Petitions of the week

This week we highlight petitions pending before the Supreme Court that address, among other things, the requirements for a foreign company’s sales of components to qualify as induced infringement; when per diem payments to an employee constitute wages, rather than reimbursement, under the Fair Labor Standards Act; and whether Title III of the American with Disabilities Act requires a website or mobile phone application to satisfy discrete accessibility requirements in certain situations.

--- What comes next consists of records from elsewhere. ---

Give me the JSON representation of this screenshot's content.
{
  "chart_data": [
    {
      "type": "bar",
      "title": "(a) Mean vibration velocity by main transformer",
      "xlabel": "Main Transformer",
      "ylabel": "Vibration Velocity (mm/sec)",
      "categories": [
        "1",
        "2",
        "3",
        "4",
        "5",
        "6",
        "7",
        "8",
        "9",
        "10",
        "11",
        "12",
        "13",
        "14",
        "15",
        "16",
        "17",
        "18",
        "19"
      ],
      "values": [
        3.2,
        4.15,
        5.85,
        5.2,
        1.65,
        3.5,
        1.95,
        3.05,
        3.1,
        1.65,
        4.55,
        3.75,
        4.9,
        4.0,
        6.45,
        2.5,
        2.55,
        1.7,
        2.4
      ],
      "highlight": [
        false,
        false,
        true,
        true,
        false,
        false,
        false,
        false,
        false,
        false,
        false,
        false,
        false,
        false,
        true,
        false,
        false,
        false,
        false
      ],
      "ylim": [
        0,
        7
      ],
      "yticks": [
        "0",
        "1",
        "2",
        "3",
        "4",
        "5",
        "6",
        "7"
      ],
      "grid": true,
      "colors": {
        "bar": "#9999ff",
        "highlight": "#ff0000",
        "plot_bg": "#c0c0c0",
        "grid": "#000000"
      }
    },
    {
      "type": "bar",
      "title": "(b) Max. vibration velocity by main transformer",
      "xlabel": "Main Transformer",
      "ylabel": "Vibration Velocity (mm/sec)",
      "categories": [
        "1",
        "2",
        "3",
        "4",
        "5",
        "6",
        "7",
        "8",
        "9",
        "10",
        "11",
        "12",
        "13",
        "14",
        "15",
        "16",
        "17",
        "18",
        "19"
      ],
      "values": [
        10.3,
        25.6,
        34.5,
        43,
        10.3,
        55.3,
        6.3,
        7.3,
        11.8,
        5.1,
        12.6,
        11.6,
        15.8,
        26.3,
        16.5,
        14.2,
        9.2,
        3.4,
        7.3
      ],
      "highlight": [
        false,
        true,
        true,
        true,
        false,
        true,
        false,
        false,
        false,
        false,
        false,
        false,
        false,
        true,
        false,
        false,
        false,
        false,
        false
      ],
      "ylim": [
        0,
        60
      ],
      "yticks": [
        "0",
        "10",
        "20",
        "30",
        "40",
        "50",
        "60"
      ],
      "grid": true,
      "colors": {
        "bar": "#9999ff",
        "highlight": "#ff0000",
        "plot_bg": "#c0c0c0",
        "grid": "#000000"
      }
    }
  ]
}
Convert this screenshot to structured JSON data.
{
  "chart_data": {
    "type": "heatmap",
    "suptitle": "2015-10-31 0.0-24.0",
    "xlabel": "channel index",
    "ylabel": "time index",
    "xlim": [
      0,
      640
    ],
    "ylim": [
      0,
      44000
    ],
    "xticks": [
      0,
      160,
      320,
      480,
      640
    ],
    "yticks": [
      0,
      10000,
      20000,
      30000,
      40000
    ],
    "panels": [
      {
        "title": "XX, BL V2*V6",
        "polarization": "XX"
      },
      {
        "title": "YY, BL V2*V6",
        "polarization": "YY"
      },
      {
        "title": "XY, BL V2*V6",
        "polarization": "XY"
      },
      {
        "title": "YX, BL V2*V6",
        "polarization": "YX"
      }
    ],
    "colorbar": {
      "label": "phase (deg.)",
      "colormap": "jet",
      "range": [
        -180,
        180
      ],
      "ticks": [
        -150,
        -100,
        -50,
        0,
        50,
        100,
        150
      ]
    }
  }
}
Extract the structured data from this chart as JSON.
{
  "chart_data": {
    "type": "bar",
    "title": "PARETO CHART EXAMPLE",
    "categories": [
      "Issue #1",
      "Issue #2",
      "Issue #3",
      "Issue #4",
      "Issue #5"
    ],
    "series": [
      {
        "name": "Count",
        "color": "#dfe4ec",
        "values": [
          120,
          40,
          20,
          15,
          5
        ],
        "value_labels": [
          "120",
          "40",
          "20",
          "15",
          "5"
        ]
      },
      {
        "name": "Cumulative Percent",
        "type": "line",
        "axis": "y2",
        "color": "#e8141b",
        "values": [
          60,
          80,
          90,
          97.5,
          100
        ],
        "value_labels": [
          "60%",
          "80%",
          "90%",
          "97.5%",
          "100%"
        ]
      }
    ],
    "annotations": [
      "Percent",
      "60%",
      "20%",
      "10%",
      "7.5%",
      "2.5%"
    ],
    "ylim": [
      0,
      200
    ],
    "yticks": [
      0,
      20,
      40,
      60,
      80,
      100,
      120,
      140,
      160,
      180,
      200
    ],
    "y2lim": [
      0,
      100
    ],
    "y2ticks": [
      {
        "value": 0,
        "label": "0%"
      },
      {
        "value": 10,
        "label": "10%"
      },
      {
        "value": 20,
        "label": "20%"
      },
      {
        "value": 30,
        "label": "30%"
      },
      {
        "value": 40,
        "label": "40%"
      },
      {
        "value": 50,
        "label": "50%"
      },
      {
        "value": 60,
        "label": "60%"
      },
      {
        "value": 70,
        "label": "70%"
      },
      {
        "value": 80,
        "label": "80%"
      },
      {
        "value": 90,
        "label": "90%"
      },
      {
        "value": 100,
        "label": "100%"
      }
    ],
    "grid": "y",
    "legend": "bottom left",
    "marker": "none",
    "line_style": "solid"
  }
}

The petitions of the week are:

18-1530

Issue: Whether, in view of the presumption against extraterritoriality, a foreign defendant’s foreign sales of components to a foreign company qualify as induced infringement, when the defendant knew of, at most, a risk that the components might be incorporated by third parties into infringing products that might be sold by other third parties in the United States.

18-1539

Issue: Whether Title III of the Americans with Disabilities Act requires a website or mobile-phone application that offers goods or services to the public to satisfy discrete accessibility requirements with respect to individuals with disabilities.

18-1540

Issues: (1) Whether a plaintiff must prove that a defendant engaged in some form of volitional conduct in order to prove direct copyright infringement, as described in Justice Antonin Scalia’s dissenting opinion in American Broadcasting Companies v. Aereo, Inc.; (2) whether, if so, that requirement is properly understood as identical to common-law proximate causation, as the U.S. Court of Appeals for the 9th Circuit held here and as one member of the panel opined in BWP Media USA Inc. v. Polyvore Inc.; or a less demanding causation standard, as the U.S. Courts of Appeals for the 3rd, 4th and 5th Circuits have held; or requiring only an affirmative act with a meaningful connection to the infringement, as suggested by other members of the U.S. Court of Appeals for the 2nd Circuit panel in Polyvore; and (3) whether a volitional-conduct requirement insulates from liability for direct infringement defendants who create and maintain automated systems for making copies of content not requested by users, as the 9th Circuit held, in conflict with the Supreme Court’s decision in Aereo and opinions of the U.S. Courts of Appeals for the District of Columbia and 2nd Circuits.

18-1541

Issue: Whether, and under what circumstances, per diem payments to an employee constitute wages, rather than reimbursement, under Section 207(e)(2) of the Fair Labor Standards Act.